Language Matters | How whisky took its name from the Gaelic ‘water of life’ and what drinking it neat means
‘Whiskie shall put our brains in rage’, a phrase in a 1715 book, marked the first appearance in English of the term for the distilled drink

Around the world, aficionados may sip on a wee dram, ask for a Scotch on the rocks, or grab a ハイボール haibōru, Japanese for “highball”, even in a can from a kombini (Japanese convenience store).
This spirituous liquor, originally distilled in Ireland and Scotland from malted barley – with or without unmalted barley or other cereals – is, of course, whisky, or whiskey, the latter the spelling common in Ireland and the United States.

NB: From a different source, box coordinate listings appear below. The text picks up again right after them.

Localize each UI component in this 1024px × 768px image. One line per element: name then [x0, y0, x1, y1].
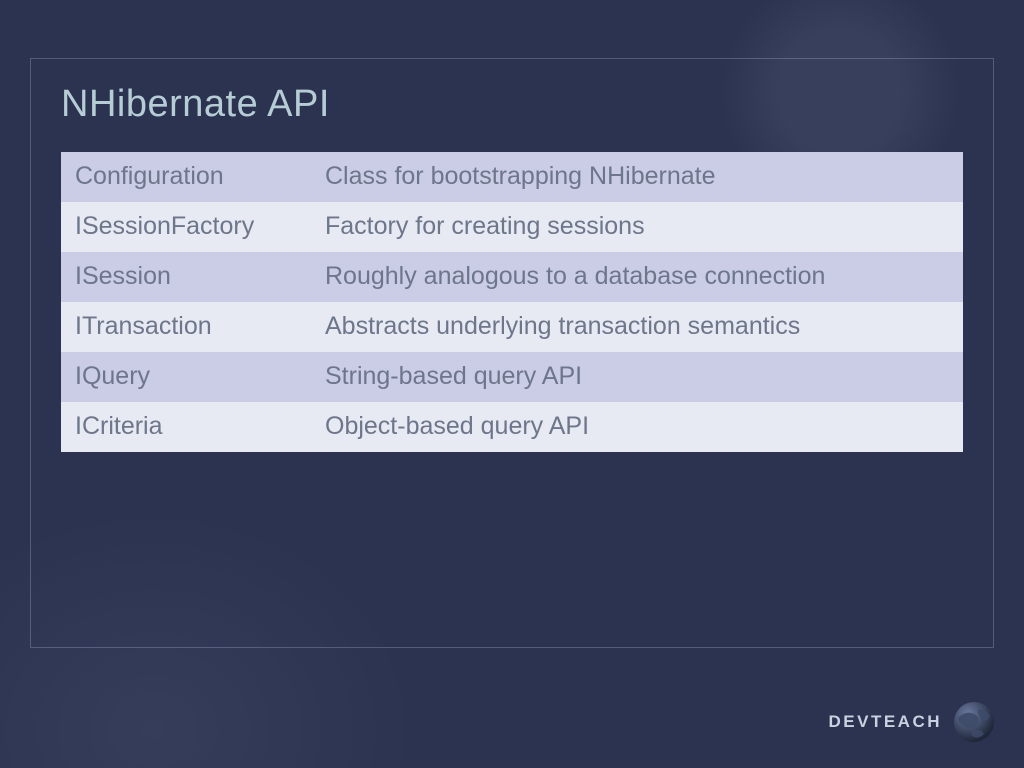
api-desc: Factory for creating sessions	[311, 202, 963, 252]
table-row: ISessionFactory Factory for creating ses…	[61, 202, 963, 252]
brand-text: DEVTEACH	[828, 712, 942, 732]
slide-title: NHibernate API	[61, 83, 963, 126]
api-name: ISession	[61, 252, 311, 302]
table-row: IQuery String-based query API	[61, 352, 963, 402]
table-row: ICriteria Object-based query API	[61, 402, 963, 452]
table-row: ITransaction Abstracts underlying transa…	[61, 302, 963, 352]
table-row: ISession Roughly analogous to a database…	[61, 252, 963, 302]
slide-panel: NHibernate API Configuration Class for b…	[30, 58, 994, 648]
api-name: IQuery	[61, 352, 311, 402]
api-desc: Abstracts underlying transaction semanti…	[311, 302, 963, 352]
api-table: Configuration Class for bootstrapping NH…	[61, 152, 963, 452]
api-desc: String-based query API	[311, 352, 963, 402]
api-name: ICriteria	[61, 402, 311, 452]
api-name: ITransaction	[61, 302, 311, 352]
api-desc: Object-based query API	[311, 402, 963, 452]
api-desc: Roughly analogous to a database connecti…	[311, 252, 963, 302]
api-name: ISessionFactory	[61, 202, 311, 252]
api-name: Configuration	[61, 152, 311, 202]
table-row: Configuration Class for bootstrapping NH…	[61, 152, 963, 202]
footer: DEVTEACH	[828, 700, 996, 744]
globe-icon	[952, 700, 996, 744]
api-desc: Class for bootstrapping NHibernate	[311, 152, 963, 202]
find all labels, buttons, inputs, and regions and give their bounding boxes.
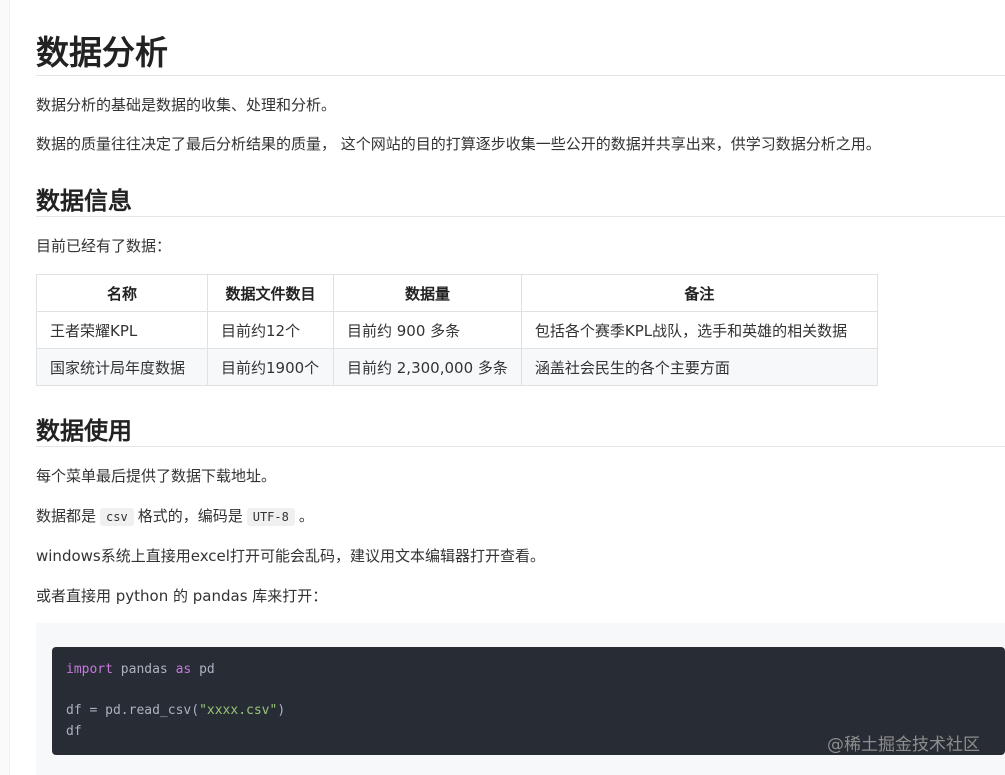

Whisky is a clipped version of whiskybae, which is a borrowing from Gaelic uisge beatha – literally “water of life”. Old Irish uisce “water” traces back to the Proto-Indo-European (PIE) root *wed- meaning “water, wet”, plus bethu meaning “life”, from a suffixed form of PIE root *gwei- “to live”.
The earliest appearance in English of the word is in 1715, in A Book of Scottish Pasquils 1568 to 1715, a collection of satirical poems, songs, and sayings from Scotland, in what seems an apt description of the drink: “Whiskie shall put our brains in rage”.

The use of distillation, and the term for such “water of life”, however, both date much further back.